Searching for the Switch: How Cancer Cells Become Drug-Resistant

Reading time: 4 minutes

Sara Musetti

Picture this: You walk into a strange room. Maybe you’re at a friend’s house, or the restroom in a new coffee shop, or a hotel room. It’s dark, and you can’t see, but no matter where you put your hand, you just can’t find the light switch. You know it has to be here! Where else would it be?!

For years, researchers have been searching for their own switch; the switch that controls drug resistance in cancer cells. For many patients, cancer therapy can start off on a promising note. Their tumors will stop growing, or even shrink, through chemotherapy. They’re moving towards remission, and it’s miserable, but there’s hope. But this promising path is short, for some patients, as their tumor cells begin to develop resistance to chemotherapy. Resistance arises as cells learn to adapt to the constant onslaught of toxins thrown at them; they produce more pumps to push the chemo out before it can harm them, or they use new proteins and pathways to promote growth. Doctors may switch patients to a new therapy, and then perhaps another, but the fact remains that there are a finite number of therapies available, and resistance can develop against just about all of them.
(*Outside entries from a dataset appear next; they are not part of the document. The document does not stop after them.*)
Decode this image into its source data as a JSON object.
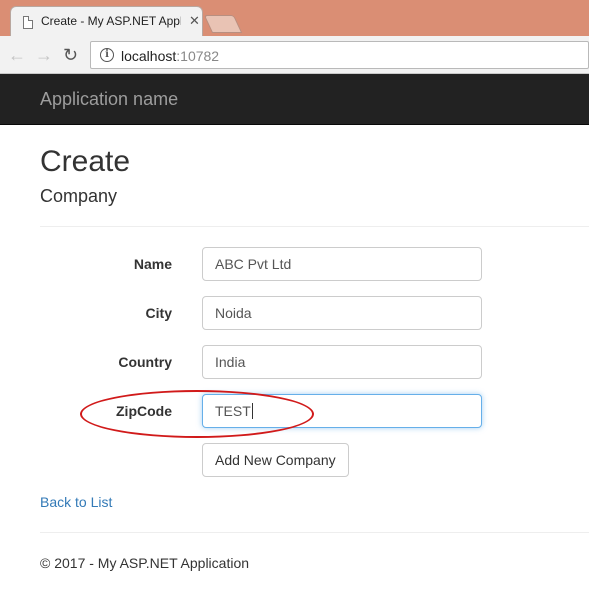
{
  "browser": {
    "tab_title": "Create - My ASP.NET Application",
    "tab_close": "✕",
    "url_host": "localhost",
    "url_port": ":10782"
  },
  "navbar": {
    "brand": "Application name"
  },
  "page": {
    "title": "Create",
    "subtitle": "Company"
  },
  "form": {
    "fields": [
      {
        "label": "Name",
        "value": "ABC Pvt Ltd"
      },
      {
        "label": "City",
        "value": "Noida"
      },
      {
        "label": "Country",
        "value": "India"
      },
      {
        "label": "ZipCode",
        "value": "TEST"
      }
    ],
    "submit_label": "Add New Company"
  },
  "back_link": "Back to List",
  "footer": "© 2017 - My ASP.NET Application",
  "colors": {
    "tabstrip": "#da8e74",
    "navbar": "#222222",
    "link": "#337ab7",
    "annotation": "#d11a1a",
    "focus": "#66afe9"
  }
}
In the face of this challenge, scientists at MD Anderson Cancer Center seem to have found a switch. Working in triple negative breast cancer, which is infamously prone to developing drug resistance, they set out to find out how cancer cells change after being treated with chemotherapy and whether that holds a clue to how drug resistance starts and whether we can end it.

The study was done using samples of patient-derived human tumors grown in the mammary tissue of mice (known as patient-derived xenografts, or PDX). They then injected these mice with the standard chemotherapies used for treating triple negative breast cancer and watched for the development of resistance. Once they developed resistance, they compared the tumor cells after chemotherapy to the same tumor sample from before chemotherapy, which they had preserved by deep-freezing. They found that the drug-resistant tumors were densely packed with supportive cells and matrix that surrounds the cancer cells, protecting them from tumors. They also found that the cancer cells had strangely shaped organelles (like organs, but for single cells; they produce energy and proteins and do whatever your cell needs to keep running), and that they were making different proteins than the cells that hadn’t been treated with chemotherapy. But just noticing these changes weren’t quite enough; the researchers wanted to understand how these changes really play a role in the face of chemotherapy, and which changes really helped cancer cells survive chemotherapy. So they found a way to track individual cancer cells: they barcoded them.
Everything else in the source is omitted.